What We Talk About When We Talk About Depression
The Rising is my favourite Springsteen album.
Born to Run is a close second –
it’s more popular, for sure, and song for song
Born to Run probably is better –
there are so many memorable moments to lose yourself in,
the enormous sound of ‘Thunder Road’,
or thirty-seven seconds into the title track when Bruce just wails,
Unless you’ve been to see The Boss live,
unless you’ve sung along with him and Steve
and heard the crowd screaming ‘Broooooce’,
it sounds like they’re booing,
unless you’ve heard that sound, you’ve never been happy.
A Springsteen show is like a piece of theatre.
You laugh when Bruce and the E-street band jam ‘Santa Clause
is Coming to Town’ in the middle of summer and
you try not to cry during the important part
of ‘Tenth Avenue Freeze-Out’
when everybody pays tribute to the Big Man
and Jake Clemons steps forward, and in the spotlight
he calls to his Uncle on the saxophone,
and Clarence appears, a giant on the big screen.

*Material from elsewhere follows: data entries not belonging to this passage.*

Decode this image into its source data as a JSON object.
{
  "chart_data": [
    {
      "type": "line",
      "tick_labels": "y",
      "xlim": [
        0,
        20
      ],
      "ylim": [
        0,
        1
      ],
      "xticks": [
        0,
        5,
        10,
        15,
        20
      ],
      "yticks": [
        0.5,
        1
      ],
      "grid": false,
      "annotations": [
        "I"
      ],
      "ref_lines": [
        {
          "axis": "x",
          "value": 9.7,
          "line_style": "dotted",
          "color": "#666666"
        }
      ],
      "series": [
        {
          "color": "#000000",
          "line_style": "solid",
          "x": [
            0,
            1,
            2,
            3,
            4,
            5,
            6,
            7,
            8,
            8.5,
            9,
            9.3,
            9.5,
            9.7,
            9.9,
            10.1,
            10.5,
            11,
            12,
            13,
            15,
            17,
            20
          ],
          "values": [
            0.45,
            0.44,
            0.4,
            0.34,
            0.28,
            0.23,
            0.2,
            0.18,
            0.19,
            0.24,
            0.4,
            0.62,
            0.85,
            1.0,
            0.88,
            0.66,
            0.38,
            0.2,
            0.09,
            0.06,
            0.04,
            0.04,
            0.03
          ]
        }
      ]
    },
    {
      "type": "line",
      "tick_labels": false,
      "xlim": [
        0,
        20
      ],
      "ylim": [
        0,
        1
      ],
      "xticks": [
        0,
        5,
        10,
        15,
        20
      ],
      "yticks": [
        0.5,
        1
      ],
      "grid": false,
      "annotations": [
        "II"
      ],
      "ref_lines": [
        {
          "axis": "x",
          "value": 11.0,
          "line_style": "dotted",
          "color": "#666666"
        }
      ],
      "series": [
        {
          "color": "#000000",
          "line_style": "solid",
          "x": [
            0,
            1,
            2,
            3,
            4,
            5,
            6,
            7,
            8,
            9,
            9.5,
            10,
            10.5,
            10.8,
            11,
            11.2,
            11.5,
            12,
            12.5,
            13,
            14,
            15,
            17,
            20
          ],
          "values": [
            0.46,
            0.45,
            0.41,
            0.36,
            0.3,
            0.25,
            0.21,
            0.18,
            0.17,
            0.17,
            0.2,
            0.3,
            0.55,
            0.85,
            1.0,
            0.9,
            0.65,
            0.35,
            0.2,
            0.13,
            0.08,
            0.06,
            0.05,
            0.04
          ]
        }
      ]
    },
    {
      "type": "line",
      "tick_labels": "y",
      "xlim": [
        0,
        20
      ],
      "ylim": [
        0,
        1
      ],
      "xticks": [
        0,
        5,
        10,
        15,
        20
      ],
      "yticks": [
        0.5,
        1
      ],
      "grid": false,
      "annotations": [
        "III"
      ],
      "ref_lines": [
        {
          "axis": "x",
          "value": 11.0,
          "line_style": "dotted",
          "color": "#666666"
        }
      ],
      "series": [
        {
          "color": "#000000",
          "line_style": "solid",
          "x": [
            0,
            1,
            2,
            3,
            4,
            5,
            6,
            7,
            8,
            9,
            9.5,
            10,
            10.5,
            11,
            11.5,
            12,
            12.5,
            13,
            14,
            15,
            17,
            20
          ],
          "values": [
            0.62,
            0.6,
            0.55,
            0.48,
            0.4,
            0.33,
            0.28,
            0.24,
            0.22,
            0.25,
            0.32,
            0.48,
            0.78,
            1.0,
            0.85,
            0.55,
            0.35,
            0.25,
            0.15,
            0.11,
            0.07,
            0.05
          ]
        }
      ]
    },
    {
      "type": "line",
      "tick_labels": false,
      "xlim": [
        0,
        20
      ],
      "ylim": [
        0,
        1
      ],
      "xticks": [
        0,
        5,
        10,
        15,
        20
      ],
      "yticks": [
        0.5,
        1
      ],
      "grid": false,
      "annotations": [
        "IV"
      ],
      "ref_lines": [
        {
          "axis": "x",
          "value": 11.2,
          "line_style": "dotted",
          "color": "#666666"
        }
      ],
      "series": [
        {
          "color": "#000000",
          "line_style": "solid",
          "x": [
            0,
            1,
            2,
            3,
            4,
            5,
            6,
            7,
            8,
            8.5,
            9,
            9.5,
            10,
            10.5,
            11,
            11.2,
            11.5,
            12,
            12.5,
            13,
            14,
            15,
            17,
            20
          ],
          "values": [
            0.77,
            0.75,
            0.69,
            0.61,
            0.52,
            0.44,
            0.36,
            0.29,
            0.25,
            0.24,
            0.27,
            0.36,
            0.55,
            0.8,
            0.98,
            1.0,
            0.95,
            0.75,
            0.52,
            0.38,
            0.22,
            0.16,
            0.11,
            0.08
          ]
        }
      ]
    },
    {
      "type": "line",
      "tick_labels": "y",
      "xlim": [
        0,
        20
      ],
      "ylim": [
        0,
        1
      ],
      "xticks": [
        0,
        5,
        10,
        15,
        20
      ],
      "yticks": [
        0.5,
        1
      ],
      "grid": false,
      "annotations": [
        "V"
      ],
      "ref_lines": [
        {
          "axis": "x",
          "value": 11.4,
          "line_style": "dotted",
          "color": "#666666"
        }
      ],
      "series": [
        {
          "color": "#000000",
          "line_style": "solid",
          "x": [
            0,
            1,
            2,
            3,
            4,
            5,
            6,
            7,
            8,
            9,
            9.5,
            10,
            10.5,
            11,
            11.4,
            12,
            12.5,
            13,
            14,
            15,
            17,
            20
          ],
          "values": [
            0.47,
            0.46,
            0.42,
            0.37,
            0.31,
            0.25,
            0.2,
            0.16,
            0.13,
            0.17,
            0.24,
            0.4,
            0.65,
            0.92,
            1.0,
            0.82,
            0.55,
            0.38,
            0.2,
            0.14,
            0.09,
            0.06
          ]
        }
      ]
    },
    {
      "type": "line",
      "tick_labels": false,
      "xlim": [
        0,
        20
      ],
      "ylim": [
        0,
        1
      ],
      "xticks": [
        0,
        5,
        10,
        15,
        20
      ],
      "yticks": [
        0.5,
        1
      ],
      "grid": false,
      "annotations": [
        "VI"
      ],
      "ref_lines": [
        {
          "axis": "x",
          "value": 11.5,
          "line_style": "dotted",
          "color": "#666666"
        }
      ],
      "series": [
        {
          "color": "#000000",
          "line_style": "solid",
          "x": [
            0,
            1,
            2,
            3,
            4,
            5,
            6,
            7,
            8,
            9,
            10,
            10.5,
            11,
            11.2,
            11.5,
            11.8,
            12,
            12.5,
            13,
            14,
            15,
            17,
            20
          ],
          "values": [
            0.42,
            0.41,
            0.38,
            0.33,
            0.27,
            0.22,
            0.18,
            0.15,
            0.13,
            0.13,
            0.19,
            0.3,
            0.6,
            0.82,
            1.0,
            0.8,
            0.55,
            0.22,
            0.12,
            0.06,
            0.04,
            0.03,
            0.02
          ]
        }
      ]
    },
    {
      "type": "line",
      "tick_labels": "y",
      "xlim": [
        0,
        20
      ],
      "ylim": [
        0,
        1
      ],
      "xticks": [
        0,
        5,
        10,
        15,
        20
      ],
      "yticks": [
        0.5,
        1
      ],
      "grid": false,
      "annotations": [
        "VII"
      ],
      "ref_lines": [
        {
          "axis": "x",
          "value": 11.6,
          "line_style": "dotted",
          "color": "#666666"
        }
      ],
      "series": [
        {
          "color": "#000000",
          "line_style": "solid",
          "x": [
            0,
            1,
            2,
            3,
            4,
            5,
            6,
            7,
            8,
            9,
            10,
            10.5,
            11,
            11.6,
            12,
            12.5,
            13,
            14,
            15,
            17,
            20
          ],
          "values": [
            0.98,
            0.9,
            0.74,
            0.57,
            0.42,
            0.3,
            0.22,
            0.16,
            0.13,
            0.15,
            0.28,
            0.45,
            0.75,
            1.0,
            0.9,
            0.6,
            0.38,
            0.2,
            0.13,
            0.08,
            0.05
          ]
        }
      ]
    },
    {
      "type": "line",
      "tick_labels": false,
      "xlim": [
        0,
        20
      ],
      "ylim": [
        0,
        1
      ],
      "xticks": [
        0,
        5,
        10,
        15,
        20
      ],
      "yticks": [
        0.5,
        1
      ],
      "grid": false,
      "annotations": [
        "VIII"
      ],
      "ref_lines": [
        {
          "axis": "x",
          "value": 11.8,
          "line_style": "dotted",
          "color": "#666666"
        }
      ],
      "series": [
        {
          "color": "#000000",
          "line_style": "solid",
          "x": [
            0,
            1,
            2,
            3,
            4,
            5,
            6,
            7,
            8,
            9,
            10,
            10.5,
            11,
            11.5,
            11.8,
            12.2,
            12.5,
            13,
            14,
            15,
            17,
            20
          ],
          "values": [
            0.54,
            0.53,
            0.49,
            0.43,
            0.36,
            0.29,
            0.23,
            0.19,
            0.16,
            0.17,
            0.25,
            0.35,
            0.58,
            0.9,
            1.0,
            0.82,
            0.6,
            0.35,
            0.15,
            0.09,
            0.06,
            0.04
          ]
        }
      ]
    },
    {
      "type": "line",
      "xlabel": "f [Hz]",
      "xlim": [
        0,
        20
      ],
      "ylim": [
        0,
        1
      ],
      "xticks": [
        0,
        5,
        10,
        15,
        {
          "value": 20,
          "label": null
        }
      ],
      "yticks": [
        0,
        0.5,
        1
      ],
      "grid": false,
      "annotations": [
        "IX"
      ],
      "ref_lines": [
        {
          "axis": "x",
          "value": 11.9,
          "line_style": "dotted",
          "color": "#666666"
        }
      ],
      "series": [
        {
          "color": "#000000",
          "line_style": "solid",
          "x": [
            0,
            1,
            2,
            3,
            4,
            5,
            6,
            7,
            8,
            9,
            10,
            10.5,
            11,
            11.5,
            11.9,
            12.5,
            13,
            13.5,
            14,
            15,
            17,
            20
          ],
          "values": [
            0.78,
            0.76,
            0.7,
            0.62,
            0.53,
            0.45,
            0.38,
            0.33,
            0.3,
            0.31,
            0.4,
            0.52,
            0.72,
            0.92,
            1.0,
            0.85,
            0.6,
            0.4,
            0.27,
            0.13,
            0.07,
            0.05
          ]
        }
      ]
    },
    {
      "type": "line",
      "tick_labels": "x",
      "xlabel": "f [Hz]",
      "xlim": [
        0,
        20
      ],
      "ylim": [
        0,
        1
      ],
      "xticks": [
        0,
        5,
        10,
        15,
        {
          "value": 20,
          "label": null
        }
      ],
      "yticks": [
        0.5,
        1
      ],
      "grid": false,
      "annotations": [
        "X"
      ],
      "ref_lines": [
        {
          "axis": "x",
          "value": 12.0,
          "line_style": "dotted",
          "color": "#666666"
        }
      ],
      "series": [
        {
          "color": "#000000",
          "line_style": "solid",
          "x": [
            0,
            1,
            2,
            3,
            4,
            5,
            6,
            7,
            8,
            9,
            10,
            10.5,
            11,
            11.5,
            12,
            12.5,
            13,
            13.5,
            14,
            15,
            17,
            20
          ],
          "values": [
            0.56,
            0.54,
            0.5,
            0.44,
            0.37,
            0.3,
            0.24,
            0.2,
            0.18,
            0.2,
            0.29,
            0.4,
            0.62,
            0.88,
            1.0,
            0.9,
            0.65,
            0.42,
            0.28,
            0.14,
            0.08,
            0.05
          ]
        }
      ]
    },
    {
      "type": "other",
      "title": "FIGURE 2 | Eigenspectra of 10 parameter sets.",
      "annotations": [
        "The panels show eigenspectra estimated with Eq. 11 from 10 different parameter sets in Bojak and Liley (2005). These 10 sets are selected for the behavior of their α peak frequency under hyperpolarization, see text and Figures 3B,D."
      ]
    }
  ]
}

Bruce was inspired to make The Rising after 9/11.
A stranger stopped him as he was pumping gas
and said, ‘we need you now.’
Pumping gas is a great way to say filling up with petrol.
We don’t have anything like that.
We’re generally bad at expressing ourselves –
we announced Bruce’s first UK show with posters that read,
‘Finally the World is Ready for Bruce Springsteen’
and Bruce tore them down. He wanted people to make up their own minds.
The Rising won a Grammy in 2013 for best rock album.
It was nominated for album of the year too,
but it got beat by Norah Jones’ Come Away With Me,
and since 9/11 it’s been used in response to other disasters.
‘My City In Ruins’ was used in the aftermath of Hurricane Katrina
and ‘The Rising’ was Obama’s campaign song and
depending on who you ask that’s considered a disaster too
but I don’t understand American politics.
The Rising is about finding the good that hard times hide.
It came to me when I needed it,
but unlike gas-pumping-fan I didn’t know I did.
Watch Bruce lift a child on his shoulders
as he and the E-Street band play ‘Waiting on a Sunny Day’
and tell me that doesn’t make you think
everything is going to be alright.
Even though sometimes we know better.